Abstract

This article discusses the role of the guardian ad litem, as Part I dissects each of the five potential guardian ad litem roles: Lawyer, Expert Witness, investigator/Lay Witness, Mediator/Facilitator, and Party. For each role, this section explores: how the well-known role is typically performed within the court system as a whole; how that role might be performed in a custody case, consistent with its occurrence elsewhere in the judicial system; and how that role, when held by a guardian ad litem, actually is performed in a custody context. Part II endeavors to explain how the guardian ad litem figure has become so confusing by separately discussing five factors which have muddled the role of court-appointed officials in dissolution-custody cases.

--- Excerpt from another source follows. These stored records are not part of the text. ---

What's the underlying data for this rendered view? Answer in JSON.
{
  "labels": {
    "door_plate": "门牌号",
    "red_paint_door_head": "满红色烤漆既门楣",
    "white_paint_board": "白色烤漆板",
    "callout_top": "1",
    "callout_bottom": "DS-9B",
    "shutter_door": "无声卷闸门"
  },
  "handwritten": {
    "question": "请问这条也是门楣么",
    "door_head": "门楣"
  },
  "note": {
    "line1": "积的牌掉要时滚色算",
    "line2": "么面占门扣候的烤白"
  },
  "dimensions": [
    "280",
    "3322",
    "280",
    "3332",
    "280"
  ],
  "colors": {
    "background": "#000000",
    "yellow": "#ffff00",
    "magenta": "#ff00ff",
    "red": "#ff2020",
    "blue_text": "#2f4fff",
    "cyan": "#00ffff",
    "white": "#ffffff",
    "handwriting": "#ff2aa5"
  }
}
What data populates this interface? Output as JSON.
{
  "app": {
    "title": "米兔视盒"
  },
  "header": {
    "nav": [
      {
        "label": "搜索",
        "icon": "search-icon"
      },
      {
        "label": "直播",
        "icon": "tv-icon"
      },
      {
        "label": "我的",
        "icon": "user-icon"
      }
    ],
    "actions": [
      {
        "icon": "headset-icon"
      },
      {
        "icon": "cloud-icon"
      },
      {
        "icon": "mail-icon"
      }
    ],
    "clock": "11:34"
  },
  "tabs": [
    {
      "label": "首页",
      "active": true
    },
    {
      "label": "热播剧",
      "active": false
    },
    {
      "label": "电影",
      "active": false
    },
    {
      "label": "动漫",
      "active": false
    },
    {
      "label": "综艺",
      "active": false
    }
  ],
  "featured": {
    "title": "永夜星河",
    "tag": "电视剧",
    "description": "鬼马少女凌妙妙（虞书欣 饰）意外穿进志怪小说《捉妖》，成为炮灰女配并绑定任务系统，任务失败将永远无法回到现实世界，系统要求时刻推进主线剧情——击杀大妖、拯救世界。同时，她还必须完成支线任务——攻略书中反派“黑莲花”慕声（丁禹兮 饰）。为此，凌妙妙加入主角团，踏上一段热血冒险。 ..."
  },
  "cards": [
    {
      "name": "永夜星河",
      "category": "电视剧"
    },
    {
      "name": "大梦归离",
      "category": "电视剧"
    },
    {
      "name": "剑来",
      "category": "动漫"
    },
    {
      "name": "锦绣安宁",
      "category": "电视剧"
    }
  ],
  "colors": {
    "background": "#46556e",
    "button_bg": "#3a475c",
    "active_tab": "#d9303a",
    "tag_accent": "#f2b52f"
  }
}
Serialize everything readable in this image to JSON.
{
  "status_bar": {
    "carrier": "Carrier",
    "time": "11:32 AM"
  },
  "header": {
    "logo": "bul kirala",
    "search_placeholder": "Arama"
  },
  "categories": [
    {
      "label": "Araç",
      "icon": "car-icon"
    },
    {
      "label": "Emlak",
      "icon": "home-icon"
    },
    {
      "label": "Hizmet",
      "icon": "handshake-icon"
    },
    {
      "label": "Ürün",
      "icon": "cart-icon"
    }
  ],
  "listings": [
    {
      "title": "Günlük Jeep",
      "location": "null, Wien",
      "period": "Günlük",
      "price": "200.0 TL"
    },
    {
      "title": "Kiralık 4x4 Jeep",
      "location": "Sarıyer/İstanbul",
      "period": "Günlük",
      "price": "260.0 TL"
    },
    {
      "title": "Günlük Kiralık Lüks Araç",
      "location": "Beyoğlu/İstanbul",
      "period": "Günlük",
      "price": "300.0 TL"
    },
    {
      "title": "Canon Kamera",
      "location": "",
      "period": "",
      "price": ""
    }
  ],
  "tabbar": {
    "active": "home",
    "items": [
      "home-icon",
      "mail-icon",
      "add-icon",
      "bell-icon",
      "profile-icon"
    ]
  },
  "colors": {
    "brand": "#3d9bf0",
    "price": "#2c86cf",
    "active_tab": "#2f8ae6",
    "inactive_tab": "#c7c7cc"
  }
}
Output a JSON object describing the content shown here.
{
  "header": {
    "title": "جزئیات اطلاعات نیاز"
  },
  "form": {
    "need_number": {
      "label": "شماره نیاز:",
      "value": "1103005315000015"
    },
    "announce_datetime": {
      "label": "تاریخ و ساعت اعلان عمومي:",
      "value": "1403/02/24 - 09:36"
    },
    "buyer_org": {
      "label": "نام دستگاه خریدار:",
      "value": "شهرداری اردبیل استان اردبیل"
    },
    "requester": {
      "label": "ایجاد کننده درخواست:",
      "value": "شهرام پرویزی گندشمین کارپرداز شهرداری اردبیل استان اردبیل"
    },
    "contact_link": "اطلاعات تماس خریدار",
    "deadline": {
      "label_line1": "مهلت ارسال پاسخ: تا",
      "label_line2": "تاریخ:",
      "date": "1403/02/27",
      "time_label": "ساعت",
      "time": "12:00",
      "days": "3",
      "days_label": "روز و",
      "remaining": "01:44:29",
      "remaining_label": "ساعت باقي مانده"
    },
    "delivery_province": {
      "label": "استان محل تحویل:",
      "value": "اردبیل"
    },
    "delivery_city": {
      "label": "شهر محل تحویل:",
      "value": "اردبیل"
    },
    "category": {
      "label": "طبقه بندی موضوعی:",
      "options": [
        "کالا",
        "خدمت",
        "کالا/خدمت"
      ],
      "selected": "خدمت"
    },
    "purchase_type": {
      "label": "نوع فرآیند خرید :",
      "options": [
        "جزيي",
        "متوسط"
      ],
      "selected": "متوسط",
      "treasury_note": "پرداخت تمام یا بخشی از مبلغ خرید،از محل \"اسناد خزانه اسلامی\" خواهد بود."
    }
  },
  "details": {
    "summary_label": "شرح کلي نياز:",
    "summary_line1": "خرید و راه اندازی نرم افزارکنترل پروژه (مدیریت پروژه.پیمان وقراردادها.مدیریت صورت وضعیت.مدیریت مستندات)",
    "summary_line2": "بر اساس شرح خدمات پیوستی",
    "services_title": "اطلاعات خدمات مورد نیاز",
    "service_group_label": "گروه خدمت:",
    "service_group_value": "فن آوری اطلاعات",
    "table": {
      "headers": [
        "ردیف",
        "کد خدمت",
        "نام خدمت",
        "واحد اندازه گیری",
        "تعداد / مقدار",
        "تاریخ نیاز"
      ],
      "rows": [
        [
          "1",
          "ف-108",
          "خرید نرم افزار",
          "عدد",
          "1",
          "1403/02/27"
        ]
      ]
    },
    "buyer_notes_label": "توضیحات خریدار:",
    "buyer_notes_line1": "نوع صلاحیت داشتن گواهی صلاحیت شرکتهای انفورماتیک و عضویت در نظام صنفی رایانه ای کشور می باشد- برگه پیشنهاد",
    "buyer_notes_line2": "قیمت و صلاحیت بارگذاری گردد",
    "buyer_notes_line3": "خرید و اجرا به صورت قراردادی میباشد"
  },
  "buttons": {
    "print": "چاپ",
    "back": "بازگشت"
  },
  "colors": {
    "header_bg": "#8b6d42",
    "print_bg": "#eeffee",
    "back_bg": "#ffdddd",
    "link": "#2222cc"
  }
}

Section A briefly reviews the history of divorce law and reflects on the changing ways in which courts and legislatures have viewed the nature of the family and the rights of parents to the custody of their children. Section B then looks at the origins of the term guardian ad litem and its application in non-dissolution contexts. Section C discusses the little-used option of appointing lawyers for children. Part D focuses on the differing perspectives of the participants in a divorce proceeding. And finally, Section E examines the alleged efficiencies and real costs of using guardians ad litem. The Conclusion offers the following recommendations: (1) the Latin term, guardian ad litem should be eliminated entirely; (2) court appointment of an individual should be limited to clearly articulated functions consistent with a known role; and (3) courts should make such appointments sparingly in custody cases arising from a dissolution.